Moreover, Makkie believes:
Again, he believes it not just as a material conditional.
This is not an obviously unreasonable stance. For instance like Peter van Inwagen, I believe there are no artifacts. But I also believe (and I expect so does Peter), non-vacuously, that if there are artifacts, then there are laptops and sculptures.
So now the question is whether Makkie could be reasonable in believing that the existence of evil provides evidence against the existence of God? Well, Makkie could reason as follows. Now, if Makkie further accepts a deductive argument from evil, then Makkie can say:
If there are no true axiological claims, then there is no God (by (C)).
This does not strike me as an unreasonable argument, if, contrary to fact, the deductive argument from evil works. Moreover, it seems to me that something of this sort should also work even if the argument from evil is non-deductive.
Moreover, Makkie can then turn his reasoning against those theists who are more strongly committed to axiological realism than to the existence of God. There surely are many such theists. (On reflection, I don't think I am one of them.)

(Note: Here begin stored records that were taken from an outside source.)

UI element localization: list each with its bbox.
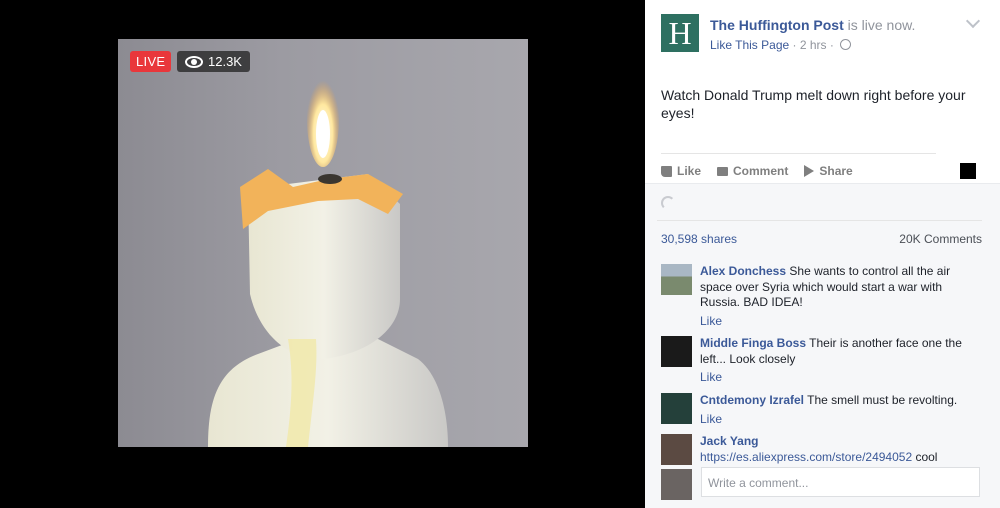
eye-icon xyxy=(185,55,203,68)
comments-section: 30,598 shares 20K Comments Alex Donchess… xyxy=(645,183,1000,508)
comment-text: The smell must be revolting. xyxy=(807,393,958,407)
avatar[interactable] xyxy=(661,336,692,367)
share-label: Share xyxy=(819,164,853,178)
comment-body: Middle Finga Boss Their is another face … xyxy=(700,336,965,386)
comment-like-link[interactable]: Like xyxy=(700,370,965,386)
comments-count[interactable]: 20K Comments xyxy=(899,232,982,246)
thumbs-up-icon xyxy=(661,165,672,177)
comment-like-link[interactable]: Like xyxy=(700,314,965,330)
share-icon xyxy=(804,165,815,177)
comment-icon xyxy=(717,166,729,176)
comment-author[interactable]: Alex Donchess xyxy=(700,264,786,278)
comment-input[interactable]: Write a comment... xyxy=(701,467,980,497)
view-count: 12.3K xyxy=(208,54,242,69)
globe-icon xyxy=(840,39,852,50)
page-avatar[interactable]: H xyxy=(661,14,699,52)
comment-text: cool xyxy=(912,449,938,464)
candle-image xyxy=(208,71,448,447)
avatar[interactable] xyxy=(661,393,692,424)
action-bar: Like Comment Share xyxy=(661,153,936,186)
like-page-link[interactable]: Like This Page xyxy=(710,38,789,52)
comment-author[interactable]: Middle Finga Boss xyxy=(700,336,806,350)
comment-author[interactable]: Cntdemony Izrafel xyxy=(700,393,804,407)
comment-link[interactable]: https://es.aliexpress.com/store/2494052 xyxy=(700,450,912,464)
page-name-link[interactable]: The Huffington Post xyxy=(710,17,844,33)
like-button[interactable]: Like xyxy=(661,164,701,178)
comment-button[interactable]: Comment xyxy=(717,164,788,178)
live-badge: LIVE xyxy=(130,51,172,72)
comment-like-link[interactable]: Like xyxy=(700,412,965,428)
share-button[interactable]: Share xyxy=(804,164,853,178)
comment-body: Cntdemony Izrafel The smell must be revo… xyxy=(700,393,965,427)
comment-body: Alex Donchess She wants to control all t… xyxy=(700,264,965,329)
post-time[interactable]: · 2 hrs · xyxy=(789,38,837,52)
post-panel: H The Huffington Post is live now. Like … xyxy=(645,0,1000,508)
chevron-down-icon[interactable] xyxy=(965,13,981,29)
loading-spinner-icon xyxy=(661,196,675,210)
view-count-badge: 12.3K xyxy=(177,51,250,72)
comment-body: Jack Yang https://es.aliexpress.com/stor… xyxy=(700,434,965,465)
current-user-avatar xyxy=(661,469,692,500)
live-status-text: is live now. xyxy=(843,17,916,33)
live-video[interactable]: LIVE 12.3K xyxy=(118,39,528,447)
comment-label: Comment xyxy=(733,164,789,178)
black-square xyxy=(960,163,976,179)
post-header: The Huffington Post is live now. xyxy=(710,17,915,33)
post-meta: Like This Page · 2 hrs · xyxy=(710,38,852,52)
like-label: Like xyxy=(677,164,702,178)
comment-author[interactable]: Jack Yang xyxy=(700,434,965,450)
video-panel: LIVE 12.3K xyxy=(0,0,645,507)
post-text: Watch Donald Trump melt down right befor… xyxy=(661,87,966,121)
avatar[interactable] xyxy=(661,264,692,295)
divider xyxy=(657,220,982,221)
avatar[interactable] xyxy=(661,434,692,465)
shares-count[interactable]: 30,598 shares xyxy=(661,232,737,246)
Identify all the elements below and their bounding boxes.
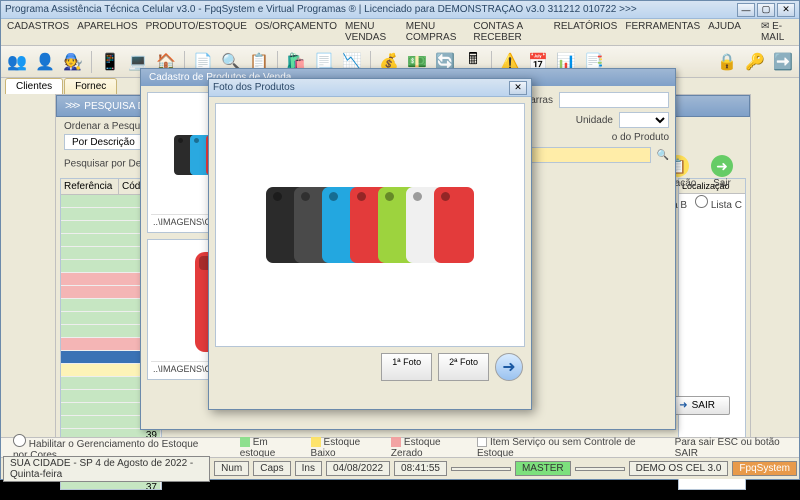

Yes, if the deductive argument from evil works, this is surely correct. I'm not convinced yet about the non-deductive case (which I think is the only interesting case, anyway). But I think we agree on the structure of the debate, since if you'll give up theism before axiological realism, you may be in trouble. But when the atheist starts from the assumption that ax-realism is false, he can't sneak in the claim that a theist is committed to ax-realism.
I don't object, of course, to the power of the argument you give to make reasonable a certain view of things. But it can do that and yet be a bad argument! :-)
I believe there are no artifacts. But I also believe (and I expect so does Peter), non-vacuously, that if there are artifacts, then there are laptops and sculptures
But if for PVI reasons of compositionality you believe there are no artifacts, then you should conclude that necessarily there are no artifacts. In that case your conditional is vacuously true. There are no worlds in which artifacts are not composite (excepting, I guess, gunk worlds). Is that where you get the contingency of 'there are no artifacts'?
Mike:
I think there can be non-vacuous per impossibile conditionals, both indicative and subjunctive. I don't have a good account of them, but neither do I (nor anyone else as far as I know) have a good account of non-per-impossibile conditionals.
For an example of a per impossibile conditional of the sort I'm using here, suppose that Kripke is right about essentiality of origins. Nonetheless, the following conditional is more than just trivially true: "If George Bush is the biological son of Golda Meir, he is Jewish in rabbinical law", whereas the following conditional is true only in the trivial sense: "If George Bush is the biological son of Winston Churchill, he is Jewish in rabbinical law."
I think there can be non-vacuous per impossibile conditionals, both indicative and subjunctive.
Yes, Alex, I've heard this asserted before. Zagzebski has a paper (I think) in which see urges that subjunctive conditionals with impossible antecedents are (sometimes) non-trivial. All good. But I guess I'd like to see some suggested semantics for these. I'd like to see the corresponding metaphysics. It looks to me like--if what is offered is not some tinkering--the semantics/metaphysics will have to go fictional. Is it worth the tradeoff? I doubt it.
I heard David Lewis say something along those lines a couple months before he died. I don't know if it was ever a part of his formal semantics for counterfactuals or if this just occurred to him at the end of his life. He didn't have a lot of time to put it into a paper after I heard him say this, and it wasn't part of some formal presentation, so I had no idea if it had even occurred to him before.
There is a book by Brandom and Rescher giving a semantics for dealing with impossible worlds, but I must confess I haven't read it.
My own view is that any particular per impossibile counterfactual contextually encodes a meaningful claim, but I am not sure a general semantics is possible.